When the boulder slowed to make the painstaking turn in front of the Wiltern Theatre, a man waving an American flag ran out into the intersection, whooping. When the transporter was forced to stop, waiting for a tow-truck to remove a Dodge illegally parked in front of a karaoke bar on Wilshire, a dazed-looking young woman leaped into the street and either fell or tried to crawl underneath it. Shaken crewmembers escorted her back to the sidewalk and issued her a stern warning.

Outside LACMA, rock-inspired art?

But for the most part, the mood was festive and communal, and the boulder’s movers—many of whom had walked alongside the megalith for most of the 105-mile route—were ready to celebrate by 4:30 a.m., when the procession paused in front of “Urban Light” for its final paparazzi moment.

“I got blisters on three of my toes,” laughed crewman Joe Schofield of Emmert International, who said on Saturday that he had been on foot, watching the rock, for more than 75 miles of the journey. Separate work crews ran ahead at each stop to clear the path of utility lines and landscaping. Workers from Time Warner Cable said they had moved lines in some 90 locations.

“Everybody has been clapping and cheering and connecting,” said Emmert General Manager Mark Albrecht, noting that, aside from that one incident with the young woman and a couple of mauled palm trees, the delivery was almost miraculously free of hitches. Around him, hard-hatted workers humbly ducked their heads as Los Angeles County Supervisor Zev Yaroslavsky and Los Angeles City Councilman Tom LaBonge thanked them.

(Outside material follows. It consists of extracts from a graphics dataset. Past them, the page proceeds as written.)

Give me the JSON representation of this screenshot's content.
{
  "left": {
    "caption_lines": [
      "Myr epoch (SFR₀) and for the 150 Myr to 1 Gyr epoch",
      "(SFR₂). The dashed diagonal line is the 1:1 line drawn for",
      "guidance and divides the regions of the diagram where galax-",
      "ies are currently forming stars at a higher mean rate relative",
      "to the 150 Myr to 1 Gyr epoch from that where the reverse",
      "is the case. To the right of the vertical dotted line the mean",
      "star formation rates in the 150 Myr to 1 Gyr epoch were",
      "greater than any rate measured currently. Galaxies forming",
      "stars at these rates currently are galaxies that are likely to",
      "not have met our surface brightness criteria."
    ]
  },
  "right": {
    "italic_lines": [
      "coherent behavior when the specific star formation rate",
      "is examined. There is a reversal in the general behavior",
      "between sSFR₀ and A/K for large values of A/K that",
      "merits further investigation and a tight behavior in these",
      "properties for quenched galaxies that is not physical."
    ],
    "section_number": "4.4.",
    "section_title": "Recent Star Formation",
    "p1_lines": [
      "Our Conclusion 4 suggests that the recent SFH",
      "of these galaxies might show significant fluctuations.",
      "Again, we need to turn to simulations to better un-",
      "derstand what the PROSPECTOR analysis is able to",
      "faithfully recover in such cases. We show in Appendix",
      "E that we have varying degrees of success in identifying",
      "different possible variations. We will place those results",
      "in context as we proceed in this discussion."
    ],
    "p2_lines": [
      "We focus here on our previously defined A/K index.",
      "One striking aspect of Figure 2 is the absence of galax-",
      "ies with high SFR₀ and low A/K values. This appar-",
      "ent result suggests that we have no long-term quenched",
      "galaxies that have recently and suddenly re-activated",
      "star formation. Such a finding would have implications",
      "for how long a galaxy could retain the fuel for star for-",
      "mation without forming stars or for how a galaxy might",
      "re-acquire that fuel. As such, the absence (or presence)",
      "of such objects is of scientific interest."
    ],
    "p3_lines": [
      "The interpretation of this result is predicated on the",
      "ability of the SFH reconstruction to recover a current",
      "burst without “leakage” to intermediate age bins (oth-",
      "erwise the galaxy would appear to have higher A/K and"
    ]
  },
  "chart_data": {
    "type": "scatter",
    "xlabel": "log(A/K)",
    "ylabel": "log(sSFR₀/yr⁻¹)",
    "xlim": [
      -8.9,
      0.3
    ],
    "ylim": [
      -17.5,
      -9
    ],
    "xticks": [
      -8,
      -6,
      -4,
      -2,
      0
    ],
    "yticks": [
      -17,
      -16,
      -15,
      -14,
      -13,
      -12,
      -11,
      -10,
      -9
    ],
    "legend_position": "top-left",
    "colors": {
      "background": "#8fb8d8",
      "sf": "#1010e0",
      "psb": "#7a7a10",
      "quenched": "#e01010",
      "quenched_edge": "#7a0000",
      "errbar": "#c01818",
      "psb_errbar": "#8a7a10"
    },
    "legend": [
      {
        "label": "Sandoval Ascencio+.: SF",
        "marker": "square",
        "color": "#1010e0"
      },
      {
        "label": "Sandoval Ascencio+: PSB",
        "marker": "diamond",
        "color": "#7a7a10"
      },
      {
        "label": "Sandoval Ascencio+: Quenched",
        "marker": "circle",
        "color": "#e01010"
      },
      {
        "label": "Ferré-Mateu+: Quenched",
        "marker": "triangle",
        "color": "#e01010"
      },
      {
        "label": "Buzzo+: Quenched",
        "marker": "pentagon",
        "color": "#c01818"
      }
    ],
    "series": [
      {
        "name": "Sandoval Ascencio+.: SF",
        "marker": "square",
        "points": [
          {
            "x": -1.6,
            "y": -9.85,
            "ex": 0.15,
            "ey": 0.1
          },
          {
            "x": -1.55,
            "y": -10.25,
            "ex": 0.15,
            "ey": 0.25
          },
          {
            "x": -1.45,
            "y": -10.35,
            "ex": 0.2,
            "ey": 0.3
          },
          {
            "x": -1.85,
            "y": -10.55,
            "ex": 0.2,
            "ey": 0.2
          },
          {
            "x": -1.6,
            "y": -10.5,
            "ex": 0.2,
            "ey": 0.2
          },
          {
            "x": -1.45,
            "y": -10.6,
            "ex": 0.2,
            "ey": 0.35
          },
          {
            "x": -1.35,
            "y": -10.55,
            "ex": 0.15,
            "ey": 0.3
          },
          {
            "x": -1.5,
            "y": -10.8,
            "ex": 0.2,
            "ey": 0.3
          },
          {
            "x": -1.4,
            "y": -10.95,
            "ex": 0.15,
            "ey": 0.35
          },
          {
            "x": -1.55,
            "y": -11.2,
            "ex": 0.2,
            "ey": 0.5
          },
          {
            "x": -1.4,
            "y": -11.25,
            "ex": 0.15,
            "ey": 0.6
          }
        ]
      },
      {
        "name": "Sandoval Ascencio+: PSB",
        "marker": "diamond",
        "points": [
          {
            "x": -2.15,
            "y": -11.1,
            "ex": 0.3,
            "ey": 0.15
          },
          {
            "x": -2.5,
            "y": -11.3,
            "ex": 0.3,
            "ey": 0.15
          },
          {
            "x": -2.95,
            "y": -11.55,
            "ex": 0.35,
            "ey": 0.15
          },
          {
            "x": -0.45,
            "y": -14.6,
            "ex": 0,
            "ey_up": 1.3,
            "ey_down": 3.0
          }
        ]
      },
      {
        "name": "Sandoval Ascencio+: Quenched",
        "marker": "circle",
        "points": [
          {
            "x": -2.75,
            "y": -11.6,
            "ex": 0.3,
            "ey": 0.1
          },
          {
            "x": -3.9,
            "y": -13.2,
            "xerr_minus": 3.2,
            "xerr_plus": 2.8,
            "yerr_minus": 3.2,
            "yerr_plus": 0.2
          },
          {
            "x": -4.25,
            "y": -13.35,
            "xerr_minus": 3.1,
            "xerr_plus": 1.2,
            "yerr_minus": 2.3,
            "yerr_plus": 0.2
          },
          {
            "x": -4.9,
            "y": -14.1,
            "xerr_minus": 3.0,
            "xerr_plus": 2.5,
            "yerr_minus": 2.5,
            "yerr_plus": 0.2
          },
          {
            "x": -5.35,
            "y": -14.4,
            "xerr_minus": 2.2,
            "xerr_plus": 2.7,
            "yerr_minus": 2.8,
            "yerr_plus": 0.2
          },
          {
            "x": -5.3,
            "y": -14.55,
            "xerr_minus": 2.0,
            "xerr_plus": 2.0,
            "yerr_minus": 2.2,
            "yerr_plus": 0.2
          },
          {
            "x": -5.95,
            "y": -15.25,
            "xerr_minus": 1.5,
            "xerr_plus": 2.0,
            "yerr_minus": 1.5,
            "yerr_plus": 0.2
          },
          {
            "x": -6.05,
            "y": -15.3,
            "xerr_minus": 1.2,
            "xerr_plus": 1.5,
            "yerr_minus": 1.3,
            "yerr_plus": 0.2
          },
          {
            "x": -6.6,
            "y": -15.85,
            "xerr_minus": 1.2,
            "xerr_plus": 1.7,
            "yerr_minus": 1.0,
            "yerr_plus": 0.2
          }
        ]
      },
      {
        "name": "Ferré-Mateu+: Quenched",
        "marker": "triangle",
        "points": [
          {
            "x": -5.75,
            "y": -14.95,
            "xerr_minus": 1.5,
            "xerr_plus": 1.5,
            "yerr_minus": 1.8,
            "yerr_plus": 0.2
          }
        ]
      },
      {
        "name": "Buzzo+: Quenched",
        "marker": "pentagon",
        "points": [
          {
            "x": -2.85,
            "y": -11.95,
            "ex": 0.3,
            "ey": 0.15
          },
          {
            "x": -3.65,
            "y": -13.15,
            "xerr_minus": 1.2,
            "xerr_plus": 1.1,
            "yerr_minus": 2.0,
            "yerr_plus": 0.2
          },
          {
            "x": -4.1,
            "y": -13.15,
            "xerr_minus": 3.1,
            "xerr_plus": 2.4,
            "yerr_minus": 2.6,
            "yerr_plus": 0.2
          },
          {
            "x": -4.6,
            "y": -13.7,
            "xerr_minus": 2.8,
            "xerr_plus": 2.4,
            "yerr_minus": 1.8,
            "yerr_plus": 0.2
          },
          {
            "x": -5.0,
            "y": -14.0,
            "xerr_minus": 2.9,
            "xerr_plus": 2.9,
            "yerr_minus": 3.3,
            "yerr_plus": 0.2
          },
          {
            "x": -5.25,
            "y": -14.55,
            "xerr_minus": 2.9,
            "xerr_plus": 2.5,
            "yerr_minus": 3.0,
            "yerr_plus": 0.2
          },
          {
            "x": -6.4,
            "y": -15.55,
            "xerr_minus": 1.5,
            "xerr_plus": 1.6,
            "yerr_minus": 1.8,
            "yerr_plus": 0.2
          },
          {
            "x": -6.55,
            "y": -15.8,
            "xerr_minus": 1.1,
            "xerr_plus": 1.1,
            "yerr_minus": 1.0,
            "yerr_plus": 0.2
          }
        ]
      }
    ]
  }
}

Meanwhile, a crush of spectators rushed to touch the shrink-wrapped megalith with their fingertips until the transporter was put into gear again for the last yards of its journey, finally disappearing behind a gate on Fairfax Avenue and Sixth Street at 5:03 a.m.

After a 105-mile journey, the boulder entered LACMA’s grounds at 5:03 a.m. for its transformation into “Levitated Mass.”